The two were together till March 16 and stayed at a lodge, since sealed, in Bari Bramhmana outside Jammu city. The doctor, now in a Jammu hospital in a critical condition, belongs to Rajouri district of Jammu region, officials said. At least 45 people from his area have been quarantined. On March 16, the businessman, little suspecting that he might be a full blown case of COVID-19 and a carrier of the virus, took a flight to Srinagar from where he drove to Sopore in north Kashmir, about 54 km away. Two days later, he returned to his home in Srinagar, again by road. "He complained of chest pain and normal flu on March 21 and was taken to a nearby hospital and later to the super specialty SKIMS hospital in Soura on the outskirts of Srinagar," an official said.
Doctors were initially of the opinion that he had a pollen allergy, common in Kashmir during spring. The next day, however, his condition deteriorated and he was shifted to the Chest and Disease Hospital in the city where he died on March 26. The elderly gentleman was the first coronavirus fatality in Jammu and Kashmir, which has reported 55 cases. As news spread about the death, officials began tracking his movements closely.

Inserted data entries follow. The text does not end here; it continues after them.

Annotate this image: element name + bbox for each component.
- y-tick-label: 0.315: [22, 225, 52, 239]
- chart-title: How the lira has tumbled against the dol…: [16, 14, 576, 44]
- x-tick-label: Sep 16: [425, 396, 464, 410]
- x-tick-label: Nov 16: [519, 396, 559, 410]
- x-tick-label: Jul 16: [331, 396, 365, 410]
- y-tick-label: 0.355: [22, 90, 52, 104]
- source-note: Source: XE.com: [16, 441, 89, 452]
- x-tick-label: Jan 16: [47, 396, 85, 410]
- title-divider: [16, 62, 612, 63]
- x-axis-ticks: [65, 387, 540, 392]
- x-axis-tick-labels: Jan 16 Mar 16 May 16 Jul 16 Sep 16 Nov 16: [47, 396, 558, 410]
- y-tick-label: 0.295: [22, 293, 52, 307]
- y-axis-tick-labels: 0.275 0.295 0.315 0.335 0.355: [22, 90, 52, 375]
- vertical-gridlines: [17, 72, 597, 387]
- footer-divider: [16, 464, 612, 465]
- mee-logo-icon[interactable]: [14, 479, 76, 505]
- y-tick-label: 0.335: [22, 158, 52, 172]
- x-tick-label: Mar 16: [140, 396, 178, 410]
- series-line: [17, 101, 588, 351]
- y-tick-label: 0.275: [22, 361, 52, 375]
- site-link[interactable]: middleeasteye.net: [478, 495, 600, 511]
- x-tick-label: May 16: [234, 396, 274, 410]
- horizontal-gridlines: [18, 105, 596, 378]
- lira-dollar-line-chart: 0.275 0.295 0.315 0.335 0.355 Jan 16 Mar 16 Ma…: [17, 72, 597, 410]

He is believed to have spread the virus to at least four people from Bandipora district who had attended his Sopore congregation and maybe more as well. The passenger lists of the flights on which he travelled were also pulled out and every individual was picked up and put under necessary quarantine, they said, adding the two doctors who had examined him were also taken for quarantine. Authorities across the country have swung into action to trace the contacts of those who attended the Tablighi Jamaat congregation, attended by hundreds of people, including from Malaysia, Saudi Arabia and Indonesia.
Delhi Health Minister Satyendar Jain said 1,033 people in Nizamuddin West have been shifted to various places. "An estimated 700 people who attended this congregation have been quarantined while around 335 people have been admitted to hospitals," he told reporters. Besides, all those who participated in the event are being screened. Members of the Tablighi Jamaat are known to travel in the cheapest modes of transport so they can reach out to more people. They also hold religious ''Iztimas'' (congregations) locally besides giving sermons at mosques.